U.S.-India energy cooperation has a long history and has seen cooperation on many fronts, including civil-nuclear cooperation, the fossil fuel sector, as well as a focus on renewable energy technologies and grid infrastructure. These efforts have served their purpose well, given the time in which they were operating. However, the changing landscape of energy economics and technological and business model innovation, along with the urgent imperative to act on climate, requires re-casting the pillars of cooperation with some new strategies that will benefit both parties in navigating the transition together.
- Activate a working group on critical minerals and supply chains. According to the IEA, $1 out of every $7 spent worldwide on solar, wind, and energy storage technologies will be spent in India by 2040. Given that India’s new energy security concerns will stem from powering its energy transition, a concern shared by partners making up the Quadrilateral Security Dialogue, activating the recently announced working group focused on developing and processing supplies and supply chains of critical rare earth minerals should proceed immediately. A starting point for discussions could be determining how the United States and allied partners can develop these supply chains, which are currently dominated by China. The dialogue will also require the participation of trade and commerce agencies to chart a pathway of least conflict that ensures equitable sharing of opportunities from the explosion of this new industry.
- Change the coal working group into a working group on the coal transition. There was a time to aid India in the buildup of its coal-powered energy generation assets. But that was when India did not have enough power to meet its demand; coal was the cheapest source of electricity for the country, with no viable alternatives on the horizon; and air pollution, water stress, and climate action concerns surrounding the coal value chain were not as acute. That time is long gone. According to the IEA, the future of thermal coal in India is set to decline to 30 percent of the electricity generation mix, from 70 percent, by 2040. Additional analysis from EMBER suggests that coal-fired generation may have peaked in 2018 and on-grid coal capacity could crest in the next five years both due to the Covid-19 electricity demand shock and India’s commitment to meeting its stated renewable energy and old thermal power plant phasedown targets.
As it is, the United States does not have a Ministry of Coal to match dialogue with India’s, and its own coal industry has seen rapid decline. While there is of course still a need to engage India’s coal sector in water and air pollution management, power plant flexibility, and efficiency of resource use, a stronger partnership would be one that aid’s India’s coal sector, and her coal-rich states, in making a transition.

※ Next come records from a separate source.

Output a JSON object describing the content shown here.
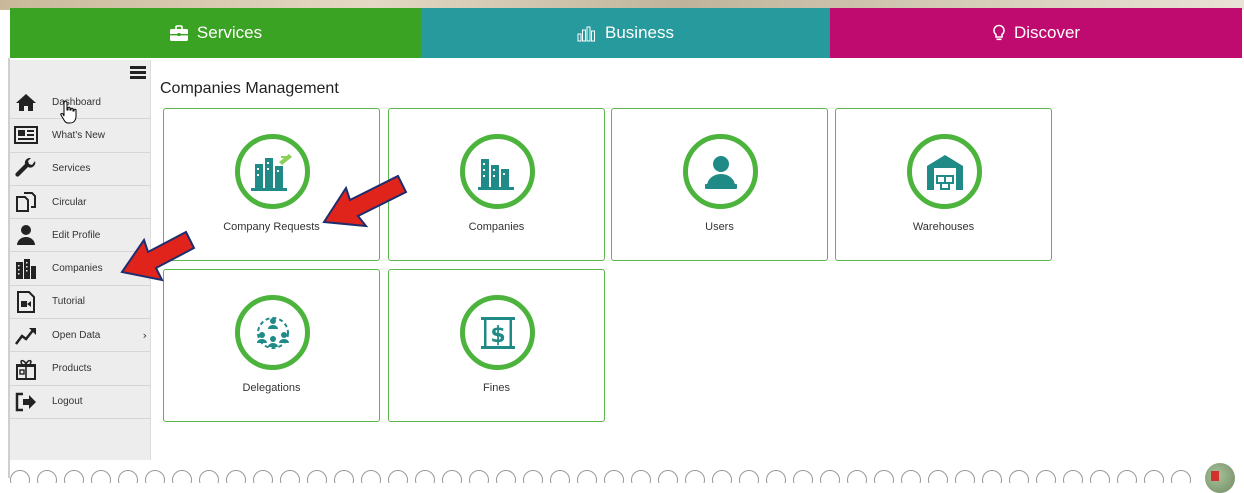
{
  "topnav": {
    "tabs": [
      {
        "label": "Services",
        "color": "#3aa323",
        "icon": "briefcase-icon"
      },
      {
        "label": "Business",
        "color": "#269a9c",
        "icon": "bar-chart-icon"
      },
      {
        "label": "Discover",
        "color": "#bf0b6f",
        "icon": "lightbulb-icon"
      }
    ]
  },
  "sidebar": {
    "items": [
      {
        "label": "Dashboard",
        "icon": "home-icon"
      },
      {
        "label": "What's New",
        "icon": "newspaper-icon"
      },
      {
        "label": "Services",
        "icon": "wrench-icon"
      },
      {
        "label": "Circular",
        "icon": "documents-icon"
      },
      {
        "label": "Edit Profile",
        "icon": "user-icon"
      },
      {
        "label": "Companies",
        "icon": "buildings-icon"
      },
      {
        "label": "Tutorial",
        "icon": "video-file-icon"
      },
      {
        "label": "Open Data",
        "icon": "trend-icon",
        "chevron": "›"
      },
      {
        "label": "Products",
        "icon": "gift-icon"
      },
      {
        "label": "Logout",
        "icon": "logout-icon"
      }
    ]
  },
  "main": {
    "title": "Companies Management",
    "cards": [
      {
        "label": "Company Requests",
        "icon": "company-request-icon"
      },
      {
        "label": "Companies",
        "icon": "companies-icon"
      },
      {
        "label": "Users",
        "icon": "users-icon"
      },
      {
        "label": "Warehouses",
        "icon": "warehouse-icon"
      },
      {
        "label": "Delegations",
        "icon": "delegations-icon"
      },
      {
        "label": "Fines",
        "icon": "fines-icon"
      }
    ]
  },
  "colors": {
    "accent_green": "#4cb33c",
    "icon_teal": "#1f8a86",
    "arrow_red": "#e0241b"
  }
}
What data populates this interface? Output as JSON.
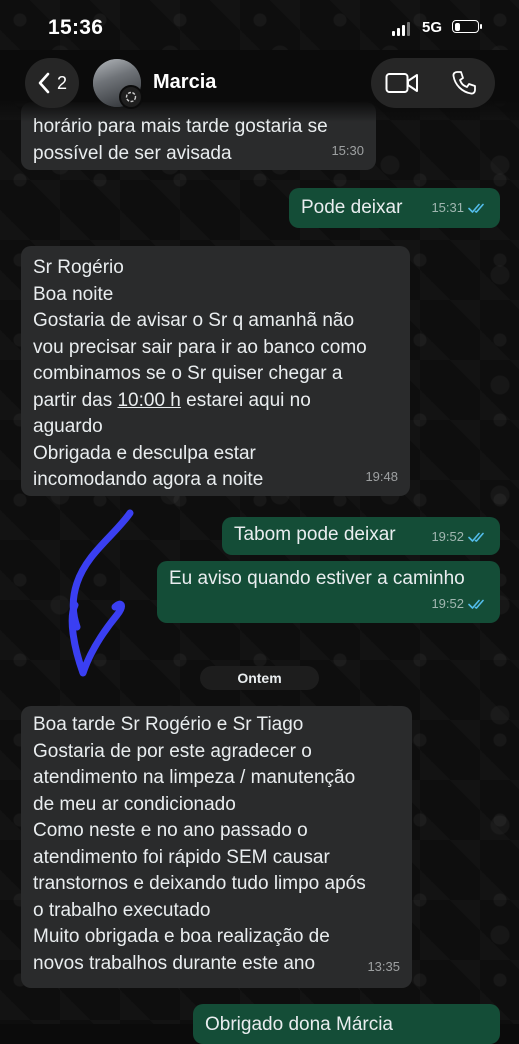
{
  "status_bar": {
    "time": "15:36",
    "network": "5G",
    "battery_level": 0.25
  },
  "header": {
    "back_count": "2",
    "contact_name": "Marcia",
    "icons": {
      "back": "chevron-left-icon",
      "video": "video-call-icon",
      "phone": "phone-icon",
      "status": "status-ring-icon"
    }
  },
  "messages": [
    {
      "dir": "in",
      "lines": [
        "horário para mais tarde gostaria se",
        "possível de ser avisada"
      ],
      "time": "15:30"
    },
    {
      "dir": "out",
      "lines": [
        "Pode deixar"
      ],
      "time": "15:31"
    },
    {
      "dir": "in",
      "lines": [
        "Sr Rogério",
        "Boa noite",
        "Gostaria de avisar o Sr q amanhã  não",
        "vou precisar sair para ir ao banco como",
        "combinamos se o Sr quiser chegar a",
        "partir das 10:00 h estarei aqui no",
        "aguardo",
        "Obrigada e desculpa estar",
        "incomodando agora a noite"
      ],
      "time": "19:48",
      "underlined": "10:00 h"
    },
    {
      "dir": "out",
      "lines": [
        "Tabom pode deixar"
      ],
      "time": "19:52"
    },
    {
      "dir": "out",
      "lines": [
        "Eu aviso quando estiver a caminho"
      ],
      "time": "19:52"
    },
    {
      "dir": "in",
      "lines": [
        "Boa tarde Sr Rogério e Sr Tiago",
        "Gostaria de por este agradecer o",
        "atendimento na limpeza / manutenção",
        "de meu ar condicionado",
        "Como neste e no ano passado o",
        "atendimento foi rápido SEM causar",
        "transtornos e deixando tudo limpo após",
        "o trabalho executado",
        "Muito obrigada e boa realização de",
        "novos trabalhos durante este ano"
      ],
      "time": "13:35"
    },
    {
      "dir": "out",
      "lines": [
        "Obrigado dona Márcia"
      ],
      "time": ""
    }
  ],
  "date_separator": "Ontem",
  "colors": {
    "incoming": "#2a2b2c",
    "outgoing": "#144d37",
    "ticks": "#53bdeb",
    "annotation": "#3a3ff2"
  }
}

Such a dialogue could focus on:
- Developing coal transition readiness assessments; establishing an institutional mechanism that will drive an action plan, which should include structuring financial packages and strategies for coal-dependent communities such as securing pensions; establishing new skilling and training programs; and rebuilding communities in decline.

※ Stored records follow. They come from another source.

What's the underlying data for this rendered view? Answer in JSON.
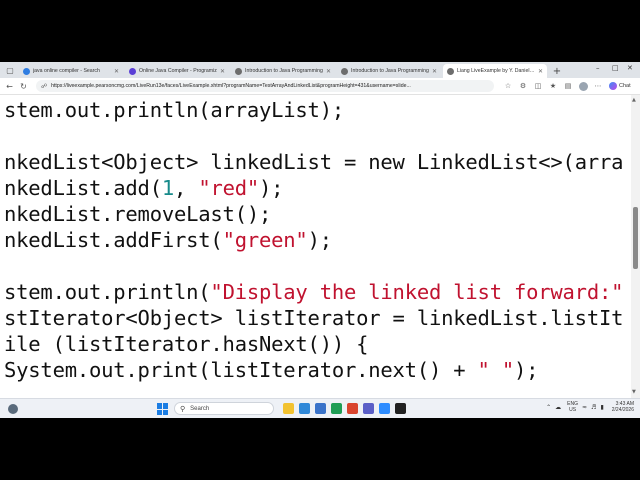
{
  "browser": {
    "tabs": [
      {
        "title": "java online compiler - Search",
        "favicon_color": "#2f7de1",
        "active": false
      },
      {
        "title": "Online Java Compiler - Programiz",
        "favicon_color": "#5b3fd6",
        "active": false
      },
      {
        "title": "Introduction to Java Programming",
        "favicon_color": "#6d6d6d",
        "active": false
      },
      {
        "title": "Introduction to Java Programming",
        "favicon_color": "#6d6d6d",
        "active": false
      },
      {
        "title": "Liang LiveExample by Y. Daniel Liang",
        "favicon_color": "#6d6d6d",
        "active": true
      }
    ],
    "new_tab_label": "+",
    "url": "https://liveexample.pearsoncmg.com/LiveRun13e/faces/LiveExample.xhtml?programName=TestArrayAndLinkedList&programHeight=431&username=slide...",
    "copilot_label": "Chat"
  },
  "code": {
    "lines": [
      [
        {
          "t": "stem.out.println(arrayList);",
          "c": "plain"
        }
      ],
      [],
      [
        {
          "t": "nkedList<Object> linkedList = ",
          "c": "plain"
        },
        {
          "t": "new",
          "c": "kw"
        },
        {
          "t": " LinkedList<>(arra",
          "c": "plain"
        }
      ],
      [
        {
          "t": "nkedList.add(",
          "c": "plain"
        },
        {
          "t": "1",
          "c": "num"
        },
        {
          "t": ", ",
          "c": "plain"
        },
        {
          "t": "\"red\"",
          "c": "str"
        },
        {
          "t": ");",
          "c": "plain"
        }
      ],
      [
        {
          "t": "nkedList.removeLast();",
          "c": "plain"
        }
      ],
      [
        {
          "t": "nkedList.addFirst(",
          "c": "plain"
        },
        {
          "t": "\"green\"",
          "c": "str"
        },
        {
          "t": ");",
          "c": "plain"
        }
      ],
      [],
      [
        {
          "t": "stem.out.println(",
          "c": "plain"
        },
        {
          "t": "\"Display the linked list forward:\"",
          "c": "str"
        }
      ],
      [
        {
          "t": "stIterator<Object> listIterator = linkedList.listIt",
          "c": "plain"
        }
      ],
      [
        {
          "t": "ile (listIterator.hasNext()) {",
          "c": "plain"
        }
      ],
      [
        {
          "t": "System.out.print(listIterator.next() + ",
          "c": "plain"
        },
        {
          "t": "\" \"",
          "c": "str"
        },
        {
          "t": ");",
          "c": "plain"
        }
      ]
    ]
  },
  "taskbar": {
    "search_placeholder": "Search",
    "apps": [
      "file-explorer",
      "edge",
      "store",
      "chrome",
      "office",
      "teams",
      "zoom",
      "media"
    ],
    "app_colors": [
      "#f2c230",
      "#2f88d8",
      "#3a73c9",
      "#1f9d55",
      "#d9442e",
      "#5b5fc7",
      "#2d8cff",
      "#222222"
    ],
    "lang_line1": "ENG",
    "lang_line2": "US",
    "time": "3:43 AM",
    "date": "2/24/2026"
  }
}
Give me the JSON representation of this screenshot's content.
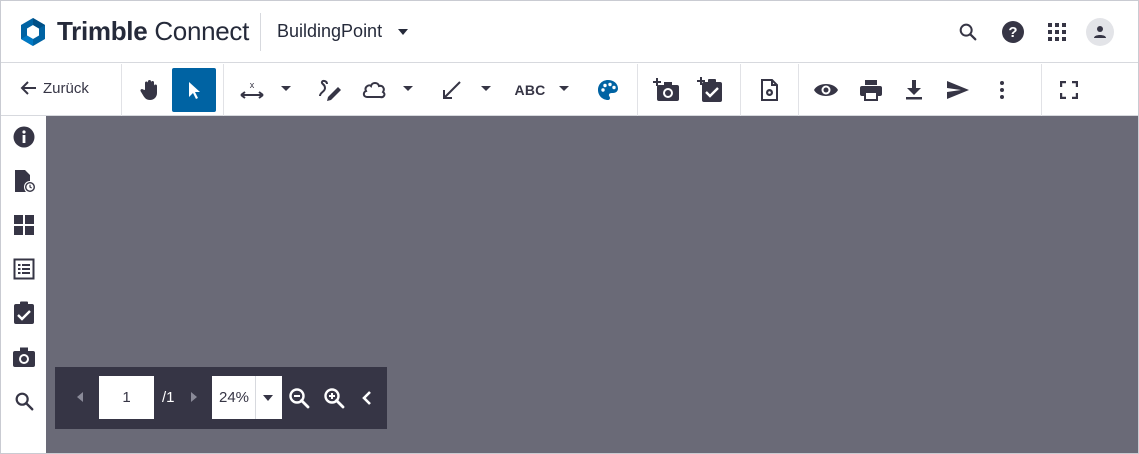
{
  "header": {
    "app_name_bold": "Trimble",
    "app_name_light": "Connect",
    "project": "BuildingPoint",
    "icons": [
      "search-icon",
      "help-icon",
      "apps-grid-icon",
      "user-avatar-icon"
    ]
  },
  "toolbar": {
    "back_label": "Zurück",
    "text_tool_label": "ABC",
    "active_tool": "select",
    "tools": [
      "pan",
      "select",
      "measure",
      "freehand-markup",
      "cloud-markup",
      "arrow-markup",
      "text-markup",
      "color",
      "add-snapshot",
      "add-todo",
      "document-settings",
      "visibility",
      "print",
      "download",
      "share",
      "more",
      "fullscreen"
    ]
  },
  "sidebar": {
    "items": [
      "info",
      "document-history",
      "views",
      "properties-list",
      "todo",
      "snapshot",
      "search"
    ]
  },
  "pager": {
    "current_page": "1",
    "total_pages": "/1",
    "zoom": "24%"
  },
  "colors": {
    "accent": "#0063a3",
    "canvas": "#6a6a77",
    "pager_bg": "#363545",
    "logo": "#0063a3"
  }
}
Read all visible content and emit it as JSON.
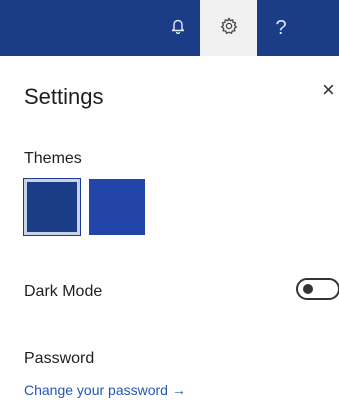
{
  "topbar": {
    "bell_icon": "bell-icon",
    "settings_icon": "gear-icon",
    "help_label": "?",
    "color": "#1b3c86"
  },
  "settings": {
    "title": "Settings",
    "close_label": "×",
    "themes_label": "Themes",
    "themes": [
      {
        "name": "navy",
        "color": "#1b3c86",
        "selected": true
      },
      {
        "name": "blue",
        "color": "#2345aa",
        "selected": false
      }
    ],
    "dark_mode_label": "Dark Mode",
    "dark_mode_on": false,
    "password_label": "Password",
    "change_password_link": "Change your password →"
  }
}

- Preparing business transition plans, informed by analysis such as that started by scholars at Imperial College, for state-owned enterprises such as Coal India Limited, which has already started to diversify its business into renewables, and Indian Railways, which is dependent on coal transport revenue but has itself declared a net-zero carbon emissions target.
- A new U.S.-India utility-to-utility partnership to jump-start the conversation and planning for gradual phaseout of coal for not only state-owned power generation and distribution utilities but also private players such as Tata Power, JSW Energy, and Adani. U.S. utilities devising such plans including Xcel Energy and NextEra could be key partners to involve.
- A regulator-to-regulator subnational dialogue on the matter to dovetail with the utility partnership to create a supportive policy regime that can help coal plants provide flexibility during the time of transition.
- Leaders from coal-value chain dependent states in both the United States and India should be part of the dialogue as they navigate the need to balance state budgets with shrinking revenues from the sector and the need to set up new institutions and regulations to manage the transition.